I consider the Chair's behaviour went way beyond that required/expected of a Chair. Clarification and further information was sought and obtained from Hannah Thorpe and that should have been sufficient. My view is that she brought her own opinion of the consultation into the discussion thus acting beyond her role as Chair.

Next up - Cllr Gideon's selective acceptance of numbers. Infratil's wishful forecasts are fine, but the World Health Organisation is regarded as questionable.

Cllr Green had asked that an amendment/addition of his be discussed and had supplied a paper. His paper contained detailed statistical evidence from the World Health Organisation, from the House of Commons and from Visit Kent as his points pertained to health, the impact of night flights on the local tourist economy and to serious concerns about quota count systems. The group were asked if they wished this paper to be added to the draft response. This was agreed.

At this point, Cllr Gideon said she was not sure where all these figures had come from, that they might be questionable, that they didn't need to be included and would Cllr Green be happy if the amended draft included the "spirit" of his comments. I consider this to be an outrageous intervention given that the presentation from Manston was unchallenged, that figures supplied by Manston seem, somehow, to be true and reliable yet figures researched by Cllr Green and all properly referenced to independent and nationally and internationally recognised bodies should be called into question and required to be removed from a subsequent document that will be presented to the scrutiny committee.

During the meeting, and subsequently in the press, Mr Buchanan has tried to merge the results of his own consultation (of unknown and unknowable impartiality) with the results of TDC's consultation.
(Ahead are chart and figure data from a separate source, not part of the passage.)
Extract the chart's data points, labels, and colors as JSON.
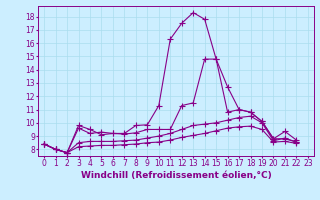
{
  "xlabel": "Windchill (Refroidissement éolien,°C)",
  "background_color": "#cceeff",
  "grid_color": "#aaddee",
  "line_color": "#880088",
  "xlim": [
    -0.5,
    23.5
  ],
  "ylim": [
    7.5,
    18.8
  ],
  "xticks": [
    0,
    1,
    2,
    3,
    4,
    5,
    6,
    7,
    8,
    9,
    10,
    11,
    12,
    13,
    14,
    15,
    16,
    17,
    18,
    19,
    20,
    21,
    22,
    23
  ],
  "yticks": [
    8,
    9,
    10,
    11,
    12,
    13,
    14,
    15,
    16,
    17,
    18
  ],
  "series": [
    [
      8.4,
      8.0,
      7.75,
      9.8,
      9.5,
      9.1,
      9.2,
      9.2,
      9.8,
      9.85,
      11.3,
      16.3,
      17.5,
      18.3,
      17.8,
      14.8,
      12.7,
      11.0,
      10.8,
      10.1,
      8.8,
      9.35,
      8.7
    ],
    [
      8.4,
      8.0,
      7.75,
      9.6,
      9.2,
      9.3,
      9.2,
      9.15,
      9.25,
      9.5,
      9.5,
      9.5,
      11.3,
      11.5,
      14.8,
      14.8,
      10.8,
      11.0,
      10.8,
      10.1,
      8.8,
      8.8,
      8.55
    ],
    [
      8.4,
      8.0,
      7.75,
      8.5,
      8.6,
      8.6,
      8.6,
      8.65,
      8.7,
      8.85,
      9.0,
      9.2,
      9.5,
      9.8,
      9.9,
      10.0,
      10.2,
      10.4,
      10.5,
      10.0,
      8.65,
      8.85,
      8.55
    ],
    [
      8.4,
      8.0,
      7.75,
      8.2,
      8.25,
      8.3,
      8.3,
      8.35,
      8.4,
      8.5,
      8.55,
      8.7,
      8.9,
      9.05,
      9.2,
      9.4,
      9.6,
      9.7,
      9.75,
      9.5,
      8.55,
      8.6,
      8.45
    ]
  ],
  "marker": "+",
  "markersize": 4,
  "linewidth": 0.8,
  "xlabel_fontsize": 6.5,
  "tick_fontsize": 5.5
}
Any statistician worth their salt would puke with rage at the very suggestion.

Mr Buchanan does not seem to understand that you cannot simply add the two "surveys" together. Who knows whether his claimed 962 people in favour of night flights are the same people as wrote to TDC expressing their night flight support? The potential for double-counting here is enormous. In the interests of balance, the results from No Night Flights (and we understand and accept that there may be double-counting here too) must also be put in front of members.

All in all, it paints a very unflattering picture.

The way in which TDC conducts itself goes to the very heart of our democracy. If we, as residents/electors, can not have faith in the way the council and its officers conduct matters then we can have little or no faith in the democratic process. Most of council business is conducted out of the public gaze and, having attended this meeting, I despair as I contemplate how much must go unremarked upon and how little accountability there seems to be.